The bipolar and amacrine cell interactions, introduced by this earlier design, represented a model for inner retina processing that much like the circuit discussed here,
attempted to capture temporal adaptation through adjustment of amacrine cell feedback
inhibition. However, this earlier design did not include the retina’s complementary
push-pull architecture (1). Hence, at low frequency stimulation, baseline direct current
(DC) levels tended to rise, and thus, modulation of the feedback loop gain was not realized as intended (13). Furthermore, this previous implementation did not replicate
synaptic interactions at the ganglion cell level, and thus, did not faithfully capture the
behavior of the retina’s major output pathways.
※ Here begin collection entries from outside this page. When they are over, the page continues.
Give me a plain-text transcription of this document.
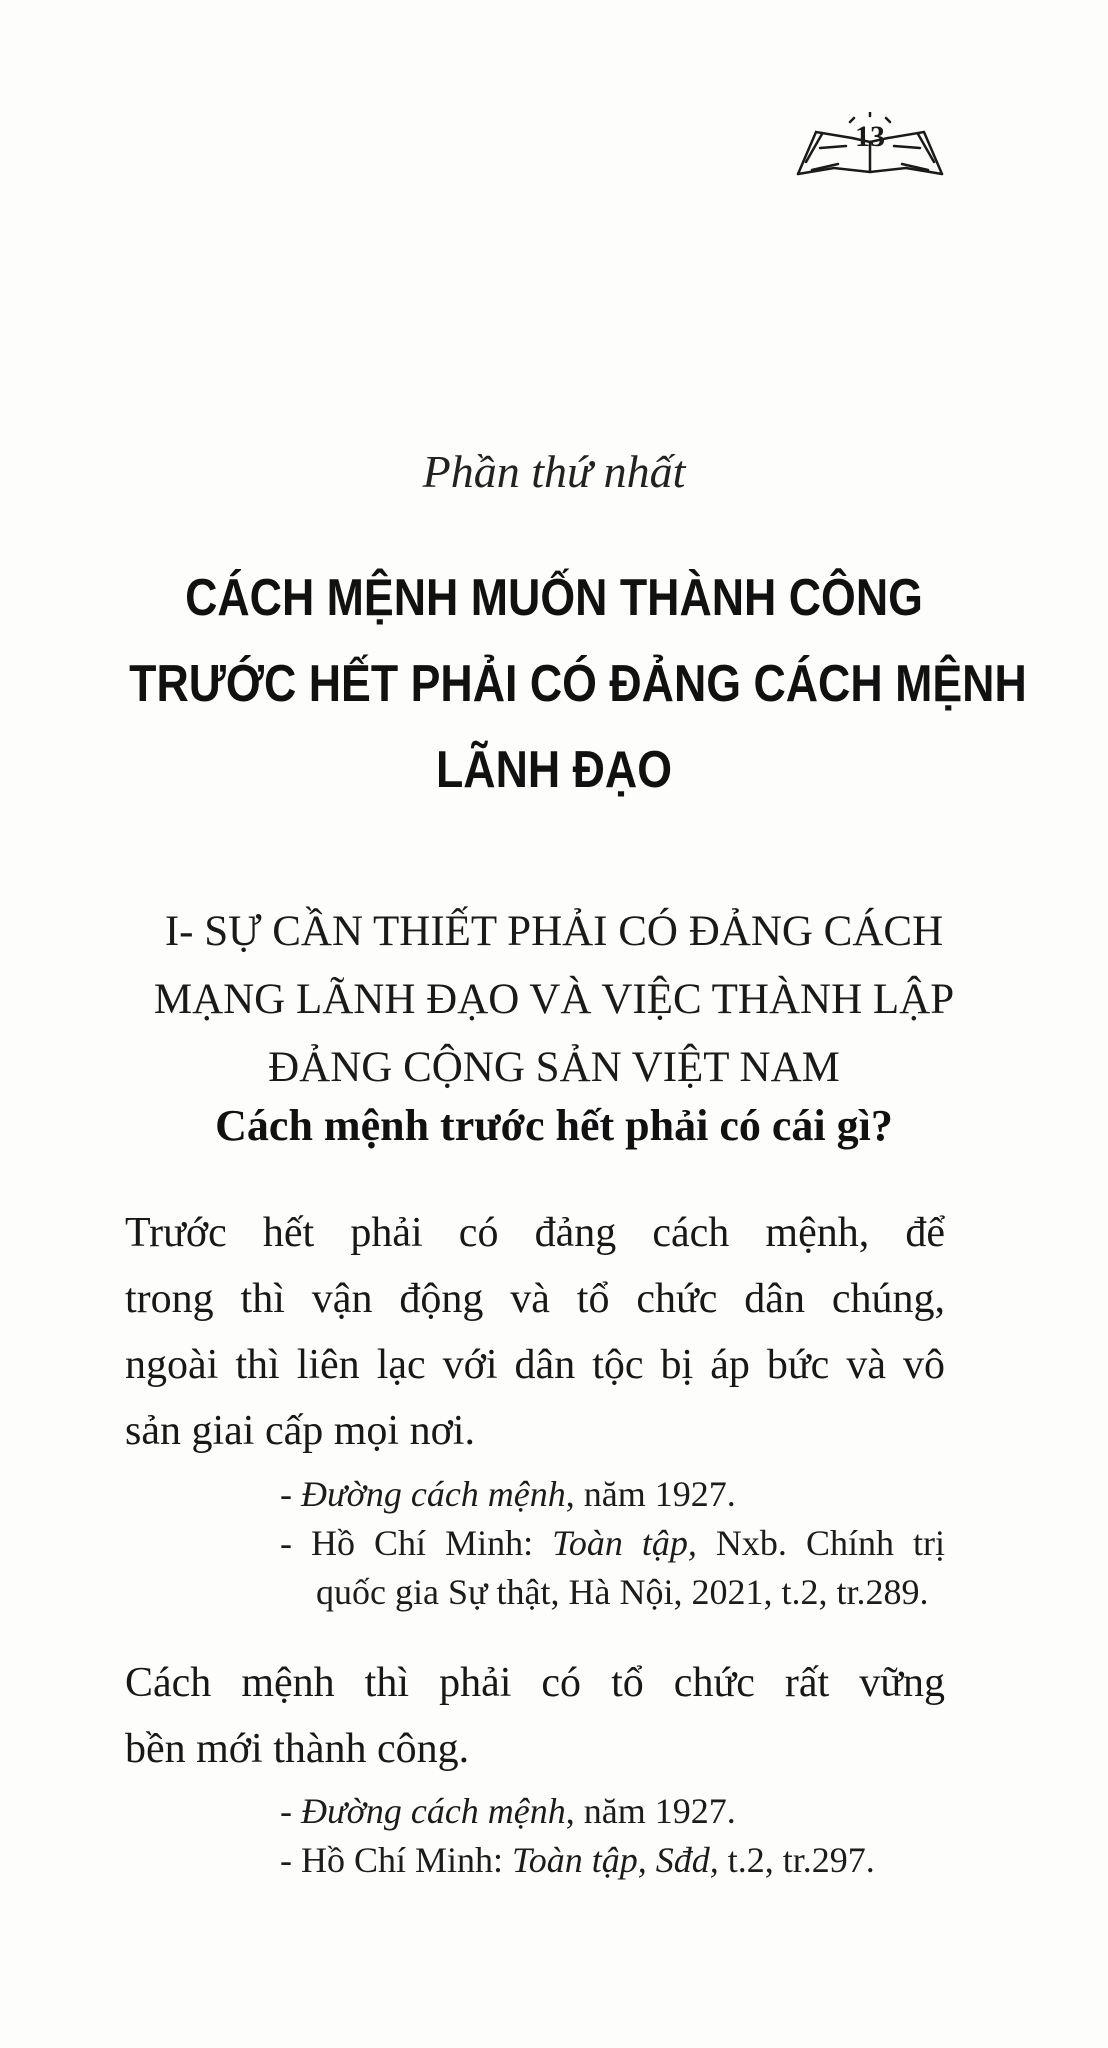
13
Phần thứ nhất
CÁCH MỆNH MUỐN THÀNH CÔNG
TRƯỚC HẾT PHẢI CÓ ĐẢNG CÁCH MỆNH
LÃNH ĐẠO
I- SỰ CẦN THIẾT PHẢI CÓ ĐẢNG CÁCH
MẠNG LÃNH ĐẠO VÀ VIỆC THÀNH LẬP
ĐẢNG CỘNG SẢN VIỆT NAM
Cách mệnh trước hết phải có cái gì?
Trước hết phải có đảng cách mệnh, để
trong thì vận động và tổ chức dân chúng,
ngoài thì liên lạc với dân tộc bị áp bức và vô
sản giai cấp mọi nơi.
- Đường cách mệnh, năm 1927.
- Hồ Chí Minh: Toàn tập, Nxb. Chính trị
quốc gia Sự thật, Hà Nội, 2021, t.2, tr.289.
Cách mệnh thì phải có tổ chức rất vững
bền mới thành công.
- Đường cách mệnh, năm 1927.
- Hồ Chí Minh: Toàn tập, Sđd, t.2, tr.297.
A silicon retina has been developed modeled on neural circuitry in both the outer
and inner retina that addresses the design flaws in earlier designs (13) and extends them
to include ganglion-cell level synaptic interactions. The model is based on the functional architecture of the mammalian retina and on physiological studies that have characterized the computations performed by the retina. By capturing both outer and inner
retina circuitry using single-transistor synapses, the silicon retina, which was built,
passes only an intermediate range of frequencies. It attenuates redundant low spatiotemporal frequencies and rejects noisy high frequencies, much like the retina does.
And by modulating the strengths of its single-transistor synapses locally, the device
adapts to luminance and to contrast. It responds faster, but more transiently as contrast
increases, much like the retina does. This contrast gain control arises from a new inner
retina circuit design that assigns specific roles to anatomically identified microcircuits
in the mammalian retina.
This silicon retina outputs spike trains that capture the behavior of ON- and OFFcenter (17) versions of wide-field transient and narrow-field sustained ganglion cells
(GC) (18), which provide ninety percent of the primate retina’s optic nerve fibers
(19). And, more significant for a prosthetic application, these are the four major
types that project through thalamus, to primary visual cortex. Furthermore, the silicon circuit is constructed at a scale comparable with the human retina and uses
under a tenth of a watt, thereby satisfying the requirements of a fully implantable
prosthesis.
This chapter describes the silicon implementation of the outer and inner retina circuits. It is organized as follows: In outer retina section, the outer retina model and its
silicon implementation are presented. In inner retina section, the novel model for the
inner retina and its silicon implementation are presented. In silicon chip layout section,
the architecture of the silicon chip layout is presented. In silicon retina response
section, the responses of the silicon retina to physiological stimuli are described and
are compared with those of the mammalian retina. Finally, conclusion section concludes the article.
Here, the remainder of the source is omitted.